Idalski launched her new business last month after participating in Leadership Bay County, discussing the idea with other area business owners to gauge their interest, and working with CMURC and the Michigan Small Business Development Center Great Lakes Bay Region at Delta College.
A community perk is offered every day of the week at the business incubator.
Monday: Community Lunch
12-1 p.m. Bring your lunch and engage with Right Choice Program members as they perfect their Investor Pitches.
4:30-6:30 p.m. Engage, bounce ideas off of like-minded individuals, learn from each other, and grow. Facilitated by CMURC team members.
Wednesday: Wellness Wednesday
Learn what wellness means to the CMURC community with fun, creative ways to keep your body, mind, and heart well. You can also participate in a weekly FitBit challenge.
Thursday: Beer :30
4:30-5:30 p.m. Kick back and connect in an informal setting and talk about what you need as a business owner. You will most likely find the some of the CMURC team at Beer :30.
Friday: Food Truck Friday Face Off (Summer Perk)
11 a.m.-2 p.m. Walk outside the front door to purchase lunch or sweet treats from food trucks, restaurants and caterers from across the Great Lakes Bay Region every Friday from June through August. This event, which takes place in the front parking lot of CMURC Mount Pleasant, is open to the public.
"We've gotten integrated with a lot of entrepreneurs and companies looking to strengthen the awareness about our company and what we do," said Erin Strang, president and CEO of CMURC.
"We're very hopeful we'll have enough of a presence to help entrepreneurs in the Great Lakes Bay Region."
How to become a member
Day pass ($15 per day): Allows one day access on Monday-Friday from 8 a.m. to 5 p.m.
Basic membership ($150 per month): A basic membership provides 24/7 access in one location, professional conference room access, wireless internet access, CMURC social community connections, participation in all community perks and kitchen facilities.
Regional membership ($250 per month): The membership provides one dedicated desk at a headquarter location, 24/7 access at all locations, designated mailbox and lockable file cabinest, professional conference room access, wireless internet access, CMURC social community connections, participation in all community perks and access to kitchen facilities.
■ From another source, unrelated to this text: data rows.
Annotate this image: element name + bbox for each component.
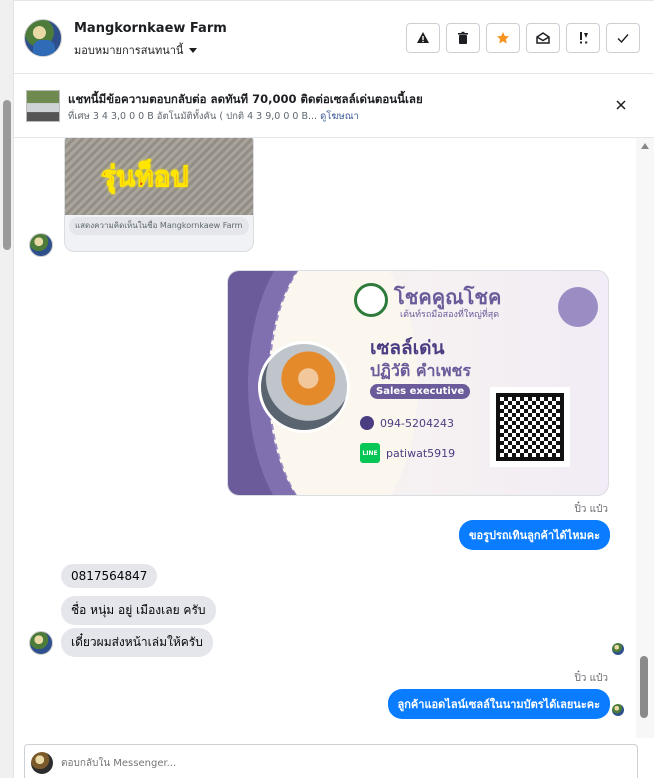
incoming-message[interactable]: เดี๋ยวผมส่งหน้าเล่มให้ครับ	[61, 628, 213, 657]
incoming-message[interactable]: 0817564847	[61, 564, 158, 588]
mark-unread-button[interactable]	[526, 23, 560, 53]
spam-icon	[580, 32, 588, 44]
star-icon	[497, 32, 509, 44]
ad-context-banner: แชทนี้มีข้อความตอบกลับต่อ ลดทันที 70,000…	[14, 74, 654, 138]
view-ad-link[interactable]: ดูโฆษณา	[320, 111, 359, 122]
mail-open-icon	[536, 32, 550, 44]
card-line: LINE patiwat5919	[360, 443, 455, 463]
page-scrollbar-thumb[interactable]	[3, 100, 11, 250]
customer-avatar	[29, 631, 53, 655]
sender-label: ปิ๋ว แป๋ว	[574, 673, 608, 684]
customer-avatar	[29, 233, 53, 257]
assign-conversation-dropdown[interactable]: มอบหมายการสนทนานี้	[74, 41, 198, 59]
delete-button[interactable]	[446, 23, 480, 53]
ad-title: แชทนี้มีข้อความตอบกลับต่อ ลดทันที 70,000…	[68, 92, 423, 106]
conversation-header: Mangkornkaew Farm มอบหมายการสนทนานี้	[14, 0, 654, 74]
page-avatar[interactable]	[24, 19, 62, 57]
salesperson-name: ปฏิวัติ คำเพชร	[370, 361, 471, 380]
scroll-up-icon[interactable]	[641, 143, 649, 149]
salesperson-role: Sales executive	[370, 384, 471, 399]
user-avatar	[31, 752, 53, 774]
outgoing-message[interactable]: ลูกค้าแอดไลน์เซลล์ในนามบัตรได้เลยนะคะ	[387, 689, 610, 719]
check-icon	[617, 34, 629, 44]
qr-pattern	[496, 393, 564, 461]
brand-tagline: เต้นท์รถมือสองที่ใหญ่ที่สุด	[400, 310, 500, 320]
assign-label: มอบหมายการสนทนานี้	[74, 44, 184, 57]
salesperson-photo	[258, 341, 350, 433]
phone-icon	[360, 416, 374, 430]
card-phone: 094-5204243	[360, 416, 454, 430]
ad-subtitle-text: ที่เศษ 3 4 3,0 0 0 B อัตโนมัติทั้งคัน ( …	[68, 111, 318, 122]
trash-icon	[458, 31, 468, 44]
page-scrollbar[interactable]	[0, 0, 14, 778]
message-thread: รุ่นท็อป แสดงความคิดเห็นในชื่อ Mangkornk…	[14, 138, 636, 738]
reply-composer	[24, 744, 638, 778]
action-toolbar	[406, 23, 640, 53]
ad-subtitle: ที่เศษ 3 4 3,0 0 0 B อัตโนมัติทั้งคัน ( …	[68, 109, 359, 124]
shared-post-card[interactable]: รุ่นท็อป แสดงความคิดเห็นในชื่อ Mangkornk…	[64, 138, 254, 252]
seen-avatar	[612, 704, 624, 716]
ad-thumbnail[interactable]	[26, 90, 60, 122]
warning-icon	[417, 32, 429, 43]
seen-avatar	[612, 643, 624, 655]
shared-post-caption[interactable]: แสดงความคิดเห็นในชื่อ Mangkornkaew Farm	[69, 217, 249, 235]
reply-input[interactable]	[61, 753, 621, 773]
star-button[interactable]	[486, 23, 520, 53]
decorative-circle	[558, 287, 598, 327]
page-name[interactable]: Mangkornkaew Farm	[74, 21, 227, 36]
close-icon[interactable]	[614, 98, 628, 112]
spam-button[interactable]	[566, 23, 600, 53]
mark-done-button[interactable]	[606, 23, 640, 53]
thread-scrollbar[interactable]	[636, 138, 654, 738]
brand-logo	[354, 283, 388, 317]
caret-down-icon	[189, 47, 198, 53]
line-id: patiwat5919	[386, 446, 456, 460]
report-button[interactable]	[406, 23, 440, 53]
outgoing-message[interactable]: ขอรูปรถเทินลูกค้าได้ไหมคะ	[458, 520, 610, 550]
thread-scrollbar-thumb[interactable]	[640, 656, 648, 718]
business-card-image[interactable]: โชคคูณโชค เต้นท์รถมือสองที่ใหญ่ที่สุด เซ…	[227, 270, 609, 496]
phone-number: 094-5204243	[380, 416, 454, 430]
line-icon: LINE	[360, 443, 380, 463]
shared-post-overlay-text: รุ่นท็อป	[100, 160, 189, 194]
incoming-message[interactable]: ชื่อ หนุ่ม อยู่ เมืองเลย ครับ	[61, 596, 216, 625]
qr-code	[490, 387, 570, 467]
sender-label: ปิ๋ว แป๋ว	[574, 504, 608, 515]
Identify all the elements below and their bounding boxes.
Corporate partner drop-in ($1,800 a year): Monday-Friday from 8 a.m. to 5 p.m. access (all locations), online name, and logo with external link.
Corporate partner powerhouse ($5,000 a year): Unlimited Participant CoWork Access (all locations),online name, logo with external link, off-site meeting room, private training space (classroom seats 30), digital, social, and print marketing inclusion, and company signage at CMURC.